Gentle Care for Your Smile
Nobody wants to have a tooth pulled, but sometimes it’s the best way to prevent further damage. At our practice in Malone, NY, Dr. Kevin Poupore uses advanced extraction techniques and pain management strategies to help patients enjoy improved oral health based on your individual needs.
Dr. Poupore has patients who travel from all around the area to visit him, including visitors from Potsdam, Massena, Chateaugay, Norwood, Norfolk, and Akwesasne.
Questions & Answers
When is tooth extraction necessary?
Having a tooth pulled isn’t something that most people look forward to, but in some cases, it can be the best choice for treating a serious issue, preventing future problems, and maintaining optimal oral health.
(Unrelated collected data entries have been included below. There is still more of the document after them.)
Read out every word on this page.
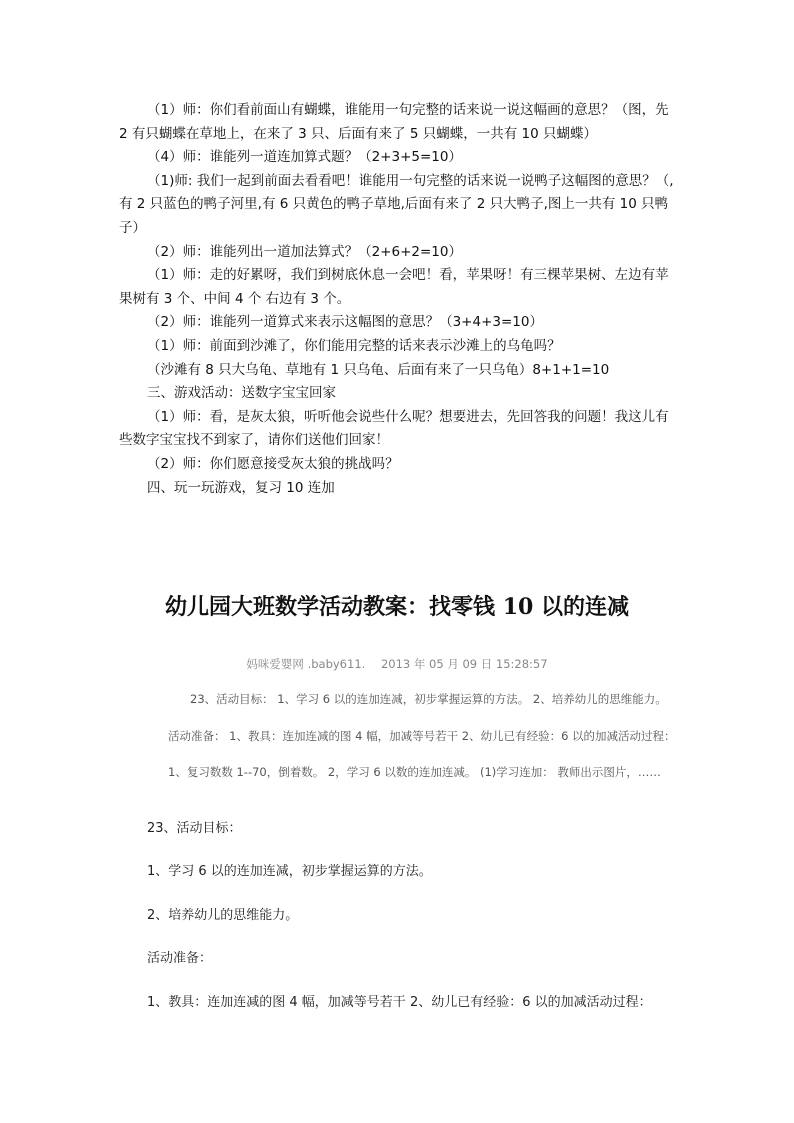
（1）师：你们看前面山有蝴蝶，谁能用一句完整的话来说一说这幅画的意思？（图，先 2 有只蝴蝶在草地上，在来了 3 只、后面有来了 5 只蝴蝶，一共有 10 只蝴蝶）

（4）师：谁能列一道连加算式题？（2+3+5=10）

（1)师: 我们一起到前面去看看吧！谁能用一句完整的话来说一说鸭子这幅图的意思？（,有 2 只蓝色的鸭子河里,有 6 只黄色的鸭子草地,后面有来了 2 只大鸭子,图上一共有 10 只鸭子）

（2）师：谁能列出一道加法算式？（2+6+2=10）

（1）师：走的好累呀，我们到树底休息一会吧！看，苹果呀！有三棵苹果树、左边有苹果树有 3 个、中间 4 个 右边有 3 个。

（2）师：谁能列一道算式来表示这幅图的意思？（3+4+3=10）

（1）师：前面到沙滩了，你们能用完整的话来表示沙滩上的乌龟吗？

（沙滩有 8 只大乌龟、草地有 1 只乌龟、后面有来了一只乌龟）8+1+1=10

三、游戏活动：送数字宝宝回家

（1）师：看，是灰太狼，听听他会说些什么呢？想要进去，先回答我的问题！我这儿有些数字宝宝找不到家了，请你们送他们回家！

（2）师：你们愿意接受灰太狼的挑战吗？

四、玩一玩游戏，复习 10 连加

幼儿园大班数学活动教案：找零钱 10 以的连减
妈咪爱婴网 .baby611. 2013 年 05 月 09 日 15:28:57
23、活动目标： 1、学习 6 以的连加连减，初步掌握运算的方法。 2、培养幼儿的思维能力。
活动准备： 1、教具：连加连减的图 4 幅，加减等号若干 2、幼儿已有经验：6 以的加减活动过程：
1、复习数数 1--70，倒着数。 2，学习 6 以数的连加连减。 (1)学习连加： 教师出示图片，……
23、活动目标：
1、学习 6 以的连加连减，初步掌握运算的方法。
2、培养幼儿的思维能力。
活动准备：
1、教具：连加连减的图 4 幅，加减等号若干 2、幼儿已有经验：6 以的加减活动过程：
Wisdom tooth extractions are among the most common extractions, but teeth may also be pulled when they become too badly damaged to be restored, such as when a tooth is extensively decayed, fractured, or broken off below the gum line.
Teeth can also be pulled to avoid overcrowding or if they’re impacted or “stuck” under neighboring teeth. Dr. Poupore will recommend extraction when it’s the best option for your health.
How are extractions performed?
That depends on the location of the tooth and the reason for extraction. Simple extractions are performed using special tools to lift or elevate the tooth from the socket without the need for making incisions into the gum tissue.
More complex extractions including wisdom tooth removal typically require incisions into the gum to make it easier to access the entire tooth root.
In some cases, a small amount of bone may also need to be removed during the procedure. Complex extractions are performed using sedation to prevent discomfort and enable the patient to doze throughout the procedure.
Should I have my wisdom teeth pulled?
In nearly all cases, the answer is yes. Since they’re the last teeth to erupt, wisdom teeth often come in sideways or become impacted under neighboring teeth. In these cases, they can pose an immediate threat to other teeth, and they need to be extracted to prevent additional problems from developing.
But even when a wisdom tooth comes in perfectly straight, its location at the back of the jaw makes it an ideal harbor for decay- and disease-causing bacteria. In these cases, extraction is usually recommended to prevent complications such as cavities, gum disease, and even additional tooth loss from occurring in the future.